The formal food sector, which invests heavily in quality control, supply chain integrity, and employment, is placed at a severe disadvantage. A shrinking consumer base and falling sales due to price hikes will reduce profitability and investment capacity, leading to lower tax contributions, job losses, and a potential contraction in industrial activity.
Globally, countries take two main routes when taxing processed foods: health-based taxes in developed countries aim to reduce consumption of specific harmful ingredients (such as the UK's Soft Drink Levy and Hungary's public health tax), while revenue-based taxes in developing economies often prioritize collection over outcomes, lacking a clear link to health policy.
Pakistan's current approach seems to fall in the latter category—revenue-driven without the health infrastructure to support its goals. More concerning is that it targets a sector already under pressure, without introducing complementary policies.
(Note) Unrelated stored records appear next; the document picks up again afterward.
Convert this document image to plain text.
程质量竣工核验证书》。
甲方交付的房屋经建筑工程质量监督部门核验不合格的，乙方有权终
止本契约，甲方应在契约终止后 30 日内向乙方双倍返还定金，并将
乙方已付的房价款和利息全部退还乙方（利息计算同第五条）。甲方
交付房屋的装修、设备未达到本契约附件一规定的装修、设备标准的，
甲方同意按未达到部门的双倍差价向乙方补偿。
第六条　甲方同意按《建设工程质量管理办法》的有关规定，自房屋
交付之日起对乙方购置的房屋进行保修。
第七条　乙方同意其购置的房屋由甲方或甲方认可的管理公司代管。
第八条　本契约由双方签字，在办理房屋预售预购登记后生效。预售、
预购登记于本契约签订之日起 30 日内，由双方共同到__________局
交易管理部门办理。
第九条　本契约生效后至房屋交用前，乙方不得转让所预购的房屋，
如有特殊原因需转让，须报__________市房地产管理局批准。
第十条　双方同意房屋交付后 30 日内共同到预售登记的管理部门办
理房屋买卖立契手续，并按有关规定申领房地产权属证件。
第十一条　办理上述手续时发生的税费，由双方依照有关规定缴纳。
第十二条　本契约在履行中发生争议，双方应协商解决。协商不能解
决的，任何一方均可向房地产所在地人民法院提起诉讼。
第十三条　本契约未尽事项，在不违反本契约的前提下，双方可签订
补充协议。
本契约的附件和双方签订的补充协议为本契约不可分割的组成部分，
The recent news that the government may remove the sugar FED in FY26 is a positive move. If the government recognizes how harmful this tax is for businesses, jobs, and prices, then it should also reconsider the plan to tax ultra-processed foods.
Pakistan's tax policy needs to balance raising revenue with the country's economic realities. Flat taxes on sugar and processed foods hurt formal businesses, push up prices, make life harder for consumers, and give an unfair edge to the informal sector. Without affordable healthy options in place, these taxes end up doing more harm than good. This isn't the time for quick fixes in the name of health. Pakistan needs smart, targeted policies—not broad, harmful taxes.